Une nuit à Addis-Abeba
Au bout de quatre heures de vol, j’arrive dans la capitale de l’Afrique. La nuit est tombée sur Addis-Abeba.
J’ai bricolé mon anglais scolaire de Lubumbashi, j’ai fait rire, je me suis fait comprendre quand même. Aussi, je n’ai pas oublié, avec une bonne dose d’orgueil, d’exploser quelques mots de mon français, pour punir ces anglophones qui me donnent l’air d’ignorer ma langue. C’est simple : rendre la pareille, amicalement !
Au bout de deux heures d’attente et de contrôles à l’aéroport, j’arrive à l’hôtel. Une minute, je prends de l’air avant de me coucher. Arrive un gentil gars qui alterne, non sans peine, anglais et français. « Salut! »
Bilingue et francophile, en terre Ethiopienne, mon compagnon est sans doute un connaisseur, dans tous les sens du terme.
- Pourquoi un si jeune et beau gars devrait-il s’engouffrer dans cet, aussitôt arrivé, comme s’il était sous un régime de surveillance s’un magistrat? m’interpelle-t-il, tout sourire et serviable. C’est entre potes, en effet !
- Viens, je te montre Addis ! poursuit-il.
De jolies nanans d’Addis-Abeba
Le compagnon me propose de faire un tour, d’aller voir « de belles nanans de la capitale africaine. » Sous un ton péremptoire, il soutient que « tout est beau ». Ça en a l’air, Addis-Abeba, en effet. A l’aéroport, et sur ma trajectoire, je ne me rappelle pas en avoir vu une qui soit défavorisée par la nature. Je veux dire, alertante par sa laideur ! Même la moins coquette, en effet, s’arrange pour briller. Finalement, ça semble la règle de la profession ou du moins, du recrutement à leurs postes.
De jolies nanans ! Mais ne soyons pas naïfs, c’est dans un aéroport international, dans une capitale qui savoure le prestige d’être la capitale de l’Afrique (siège de l’Union africaine). Ce sont des hôtesses. Inutile que je le dise ainsi à mon compagnon ! Où allions-nous trouver ces belles d’office offertes?
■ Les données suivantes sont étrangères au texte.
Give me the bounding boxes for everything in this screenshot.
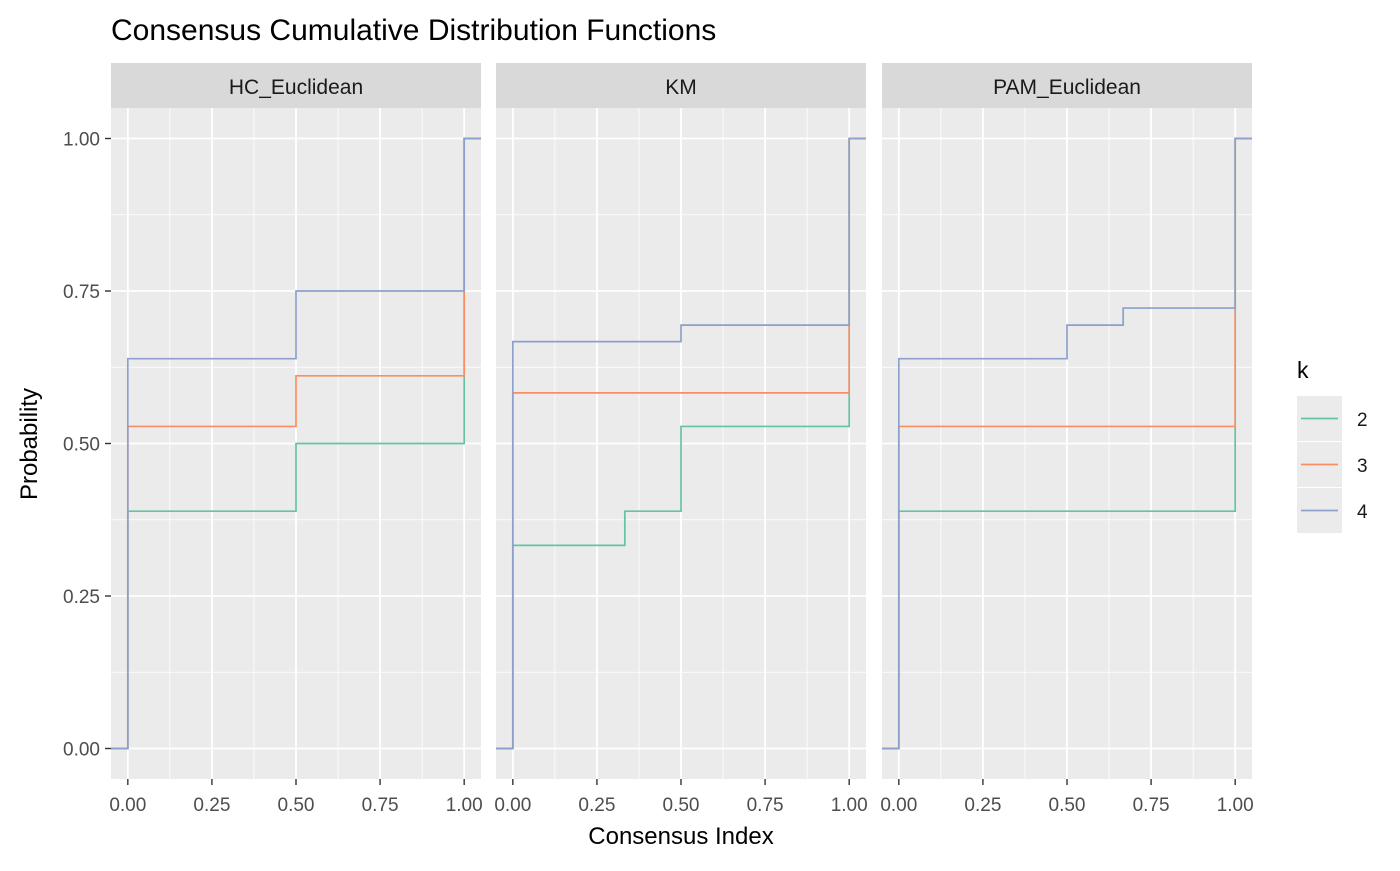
x-tick-label: 1.00 [446,795,483,816]
x-tick-label: 0.00 [109,795,146,816]
x-tick-label: 0.00 [880,795,917,816]
y-axis-title: Probability [16,388,43,500]
x-tick-label: 0.50 [1049,795,1086,816]
x-tick-label: 0.75 [1133,795,1170,816]
facet-strip [111,63,481,108]
series-line-k4 [111,137,481,750]
legend-label: 4 [1357,502,1368,523]
y-tick-label: 0.25 [63,587,100,608]
panel-pam-euclidean: 0.00 0.25 0.50 0.75 1.00 PAM_Euclidean [880,63,1254,816]
panel-hc-euclidean: 0.00 0.25 0.50 0.75 1.00 HC_Euclidean [109,63,483,816]
panels: 0.00 0.25 0.50 0.75 1.00 HC_Euclidean 0.00 0.25… [109,63,1254,816]
chart-title: Consensus Cumulative Distribution Functi… [111,14,716,47]
legend-label: 2 [1357,410,1368,431]
series-line-k4 [496,137,866,750]
x-tick-label: 0.25 [964,795,1001,816]
x-tick-label: 1.00 [831,795,868,816]
x-axis-title: Consensus Index [588,823,773,850]
facet-strip-label: PAM_Euclidean [993,76,1141,99]
x-tick-label: 0.50 [278,795,315,816]
facet-strip-label: KM [665,76,697,99]
series-line-k4 [882,137,1252,750]
x-tick-label: 0.25 [193,795,230,816]
legend: 2 3 4 [1297,396,1368,533]
y-tick-label: 0.00 [63,740,100,761]
panel-km: 0.00 0.25 0.50 0.75 1.00 KM [494,63,868,816]
y-tick-label: 0.75 [63,282,100,303]
legend-title: k [1297,357,1309,383]
x-tick-label: 0.50 [663,795,700,816]
y-tick-label: 0.50 [63,435,100,456]
x-tick-label: 1.00 [1217,795,1254,816]
x-tick-label: 0.75 [362,795,399,816]
y-axis: 0.00 0.25 0.50 0.75 1.00 [63,130,111,761]
legend-label: 3 [1357,456,1368,477]
x-tick-label: 0.75 [747,795,784,816]
facet-strip [882,63,1252,108]
facet-strip [496,63,866,108]
y-tick-label: 1.00 [63,130,100,151]
x-tick-label: 0.00 [494,795,531,816]
x-tick-label: 0.25 [578,795,615,816]
facet-strip-label: HC_Euclidean [229,76,363,99]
On se sépare donc, et l’ami ne peut compter sur moi pour le tour en taxi, « à dix dollars US seulement. » A dix dollars ou à n’importe quelle gratuité ou gentillesse, je n’allais offrir ma soirée de passager.
Et cet esprit nocturne qui hante
Mais une fois rentré dans l’hôtel, l’esprit du francophile éthiopien me poursuit. Pourquoi, diable, s’est-il mis sur ma route ! Je m’entretiens avec une femme à la réception pour mon repas, une jolie créature me lorgne, et lorsque je la croise des yeux, elle me couvre d’un puissant regard possessif. Ce regard-là qui vous électrocute et vous fait oublier votre chemin. Elle a eu ce sourire qui ne ment pas qu’elle invite à discuter… Bientôt elle salue, invite à parler… La belle passe et repasse, puis, descendant un escalier, me fait signe de la suivre.
- Vous voyez? Elle ne vous plaît pas? demande discrètement un concierge.
- Je ne veux pas de ça.
Ma faim, en effet, n’était nullement une affaire d’homme et de femme. Il me fallait du pain et de l’eau avant de dormir.
J’ai pensé à ma grand-mère scandalisée, la première fois de sa vie, d’entendre son petit-fils lui raconter, sans vergogne, qu’il avait dormi à l’hôtel durant son voyage. Oui, ils sont nombreux comme elle, les congolais pour qui hôtel veut dire pandémonium. Mais c’en n’était pas le cas à Addis-Abeba.
Infortuné voyageur, voilà que la belle a resurgi dans ma tête, au beau milieu de la nuit d’Addis-Abeba. J’ai pensé aussi au connaisseur francophile. Puis, après avoir prié et longtemps écrit ce billet, je me suis retrouvé sur les ailes de l’ange du sommeil. Une voix féminine me parlait au bout du fil, de la réception : la nuit était passée, le déjeuner était servi, et un bus arrivait nous prendre pour l’aéroport. Cette voix n’était pas celle d’un esprit, ce n’était pas une voix possessive. Elle était simple, gentille, celle que j’entendais à mon arrivée à l’hôtel.